A Season For Empathy, by Chilembwe Mason ’98

Mr. G struggles to breathe, taking in short gasps of air as his chest rises then falls quickly. His oxygen level dips below 70 percent, but he’s still awake and responds appropriately to commands. Any other time we would immediately intubate — put a breathing tube into his large airway, place him on a ventilator — but this is a unique circumstance.Intubation carries a great risk to this elderly man: He may never come off the machine.

We contemplate turning him onto his stomach. A week prior in Italy, some success was found with this method. Should we start another antibiotic? What about high-dose steroids? I must hurriedly decide, as there’s another patient whose ventilator needs adjusting. And what about the 65-year-old woman waiting to be seen, her oxygen level also low? Family members are not allowed in the Emergency Room; mine may be the last voice my patients ever hear. Decisions.

That was the situation I faced in early March 2020 — in the Bronx. In New York City — at the epicenter of the COVID-19 pandemic, before the virus spread relentlessly throughout the rest of the country. At the time, treatment options were opaque, and leadership unforthcoming. We battled a perfect virus that wreaked havoc on a community already impoverished, and a nation already divided. If we had prepared for this earlier, how many lives could have been saved?

Two months later, police killed another black man. This time on video, beamed to the world. Undeniable evidence. Yet, it spurred further division. Criticisms of the right to protest, the right to dictate the worth of one’s body. I marched the streets of New York City, chanting along with others about our fellow Americans’ right to be alive.

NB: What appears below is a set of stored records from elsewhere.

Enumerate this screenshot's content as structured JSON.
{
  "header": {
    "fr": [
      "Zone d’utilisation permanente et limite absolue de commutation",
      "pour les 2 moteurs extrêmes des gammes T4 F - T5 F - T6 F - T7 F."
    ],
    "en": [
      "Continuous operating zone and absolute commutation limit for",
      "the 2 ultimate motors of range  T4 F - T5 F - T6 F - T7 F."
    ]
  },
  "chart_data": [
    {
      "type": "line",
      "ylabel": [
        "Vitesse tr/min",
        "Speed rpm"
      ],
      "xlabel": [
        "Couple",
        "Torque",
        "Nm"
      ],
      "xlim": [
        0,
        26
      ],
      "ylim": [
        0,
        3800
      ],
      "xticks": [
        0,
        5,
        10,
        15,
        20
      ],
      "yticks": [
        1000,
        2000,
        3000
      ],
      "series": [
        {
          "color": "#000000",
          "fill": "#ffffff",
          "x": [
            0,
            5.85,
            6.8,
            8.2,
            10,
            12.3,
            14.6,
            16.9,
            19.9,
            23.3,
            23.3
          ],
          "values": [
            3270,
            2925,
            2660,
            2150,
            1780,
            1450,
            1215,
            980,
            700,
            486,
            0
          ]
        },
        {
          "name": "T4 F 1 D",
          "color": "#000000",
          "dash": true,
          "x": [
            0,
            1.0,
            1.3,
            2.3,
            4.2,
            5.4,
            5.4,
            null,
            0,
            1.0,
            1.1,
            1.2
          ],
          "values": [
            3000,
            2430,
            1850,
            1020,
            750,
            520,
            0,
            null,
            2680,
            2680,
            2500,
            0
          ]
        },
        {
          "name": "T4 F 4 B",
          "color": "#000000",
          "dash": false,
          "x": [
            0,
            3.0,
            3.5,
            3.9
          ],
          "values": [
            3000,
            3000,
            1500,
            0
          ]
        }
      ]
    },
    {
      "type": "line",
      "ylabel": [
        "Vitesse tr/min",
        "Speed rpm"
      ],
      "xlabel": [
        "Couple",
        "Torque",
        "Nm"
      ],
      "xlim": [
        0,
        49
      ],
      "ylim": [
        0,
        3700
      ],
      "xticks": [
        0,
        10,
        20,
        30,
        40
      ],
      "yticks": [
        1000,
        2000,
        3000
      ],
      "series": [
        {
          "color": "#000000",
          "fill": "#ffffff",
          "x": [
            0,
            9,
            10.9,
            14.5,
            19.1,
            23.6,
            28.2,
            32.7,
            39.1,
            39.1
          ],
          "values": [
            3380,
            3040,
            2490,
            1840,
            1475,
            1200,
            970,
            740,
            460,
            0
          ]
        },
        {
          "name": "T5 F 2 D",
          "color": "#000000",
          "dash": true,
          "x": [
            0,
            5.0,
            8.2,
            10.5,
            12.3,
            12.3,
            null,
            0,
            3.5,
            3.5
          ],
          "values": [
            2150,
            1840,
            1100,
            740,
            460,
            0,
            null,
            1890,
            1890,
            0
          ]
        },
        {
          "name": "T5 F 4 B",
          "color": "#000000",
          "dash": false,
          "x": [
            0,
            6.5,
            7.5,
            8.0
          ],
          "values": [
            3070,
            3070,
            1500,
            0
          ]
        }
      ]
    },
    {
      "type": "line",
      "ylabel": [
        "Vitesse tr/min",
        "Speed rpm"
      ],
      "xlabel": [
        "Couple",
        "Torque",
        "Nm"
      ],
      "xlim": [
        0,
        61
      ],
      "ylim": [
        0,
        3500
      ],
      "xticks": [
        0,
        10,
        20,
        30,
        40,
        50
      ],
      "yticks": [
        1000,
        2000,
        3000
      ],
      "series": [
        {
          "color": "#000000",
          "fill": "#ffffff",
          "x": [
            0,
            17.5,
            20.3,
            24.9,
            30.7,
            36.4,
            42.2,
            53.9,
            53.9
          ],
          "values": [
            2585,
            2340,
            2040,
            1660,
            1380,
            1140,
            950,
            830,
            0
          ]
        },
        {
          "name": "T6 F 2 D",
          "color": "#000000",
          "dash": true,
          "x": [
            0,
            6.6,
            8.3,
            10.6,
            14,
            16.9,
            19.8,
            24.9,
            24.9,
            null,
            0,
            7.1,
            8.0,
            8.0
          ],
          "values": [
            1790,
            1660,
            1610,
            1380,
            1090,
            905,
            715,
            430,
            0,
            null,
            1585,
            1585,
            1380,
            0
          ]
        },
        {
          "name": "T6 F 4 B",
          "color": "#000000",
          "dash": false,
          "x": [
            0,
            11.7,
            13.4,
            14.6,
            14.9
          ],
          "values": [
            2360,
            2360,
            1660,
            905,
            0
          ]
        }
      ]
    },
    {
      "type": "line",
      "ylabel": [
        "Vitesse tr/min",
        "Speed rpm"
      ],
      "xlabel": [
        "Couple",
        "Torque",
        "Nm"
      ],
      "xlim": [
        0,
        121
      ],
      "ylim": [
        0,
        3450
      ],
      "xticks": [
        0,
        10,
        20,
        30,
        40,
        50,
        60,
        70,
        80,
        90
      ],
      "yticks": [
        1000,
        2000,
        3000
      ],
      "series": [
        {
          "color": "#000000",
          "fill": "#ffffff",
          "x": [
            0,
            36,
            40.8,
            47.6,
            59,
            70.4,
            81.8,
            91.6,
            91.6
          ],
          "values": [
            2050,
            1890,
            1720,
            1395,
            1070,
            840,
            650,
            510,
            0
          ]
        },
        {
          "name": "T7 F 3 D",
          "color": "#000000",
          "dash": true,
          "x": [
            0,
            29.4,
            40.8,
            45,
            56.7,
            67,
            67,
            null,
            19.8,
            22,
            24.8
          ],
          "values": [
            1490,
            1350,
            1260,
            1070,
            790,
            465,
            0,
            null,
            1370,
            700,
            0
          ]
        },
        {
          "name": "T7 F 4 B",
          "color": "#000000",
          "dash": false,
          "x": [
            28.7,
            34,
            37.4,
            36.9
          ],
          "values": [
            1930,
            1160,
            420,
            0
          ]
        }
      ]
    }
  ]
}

This, too, was one of many challenges we faced in a troubling year.

As we reflect on 2020, I’d like to share a gift for Christmas: that we might move closer toward a society that focuses on respect — one built on empathy, listening to those in need. One needn’t be a front-liner to contribute. It is a gift each of us can provide.

Chilembwe Mason ’98 is emergency medicine physician at BronxCare Health System, in New York. He was featured in an episode of the LMU Magazine Off Press podcast as the coronavirus first spread through Bronx neighborhoods in spring 2020.

The Neighbor’s Needs, by Eddie Siebert, S.J., M.A. ’02

“The church exists in departure and its destination is the world.” —Eugene Schlesinger, Lecturer in Religious Studies, Santa Clara University

St. Ignatius Loyola definitely would agree with Professor Schlesinger. Ignatius instructed the early Jesuits to “hurry to any part of the world where the needs of the neighbor should summon them.” These days most of us aren’t hurrying anywhere.

We’ve all experienced the frustration, anxiety and loneliness of the pandemic lockdowns. We shelter at home and try to carry on — despite academic disruption and economic loss. To protect ourselves and our neighbors, we forgo hundreds of the little and big interactions that give life meaning. My heart breaks when I think of the weddings indefinitely postponed, the empty classrooms and churches, the layoffs and diminished paychecks. Yet we buckle down. We do our best to do what’s needed, always grateful for the sacrifice and dedication of front-line and essential workers. 

For our part, the LMU Jesuits have been largely unable to do the things that drew us to the Society in the first place: ministry. We’re trained to be contemplatives in action, focused inwards and directed outwards, finding God in all things. The truth is, although we’ve had plenty of time for contemplation lately, the “action” part of the equation has been sorely lacking. 

So, here’s my Christmas wish: that the vaccinations hasten the day when all of us can be free from containment and isolation, when we can rush out into the world and hurry towards one another.

God bless us, everyone!

Eddie Siebert, S.J., M.A. ’02 is the rector of the Jesuit community at LMU and senior lecturer in the LMU School of Film and Television. Siebert is also the founder and president of Loyola Productions, a media company based in Los Angeles.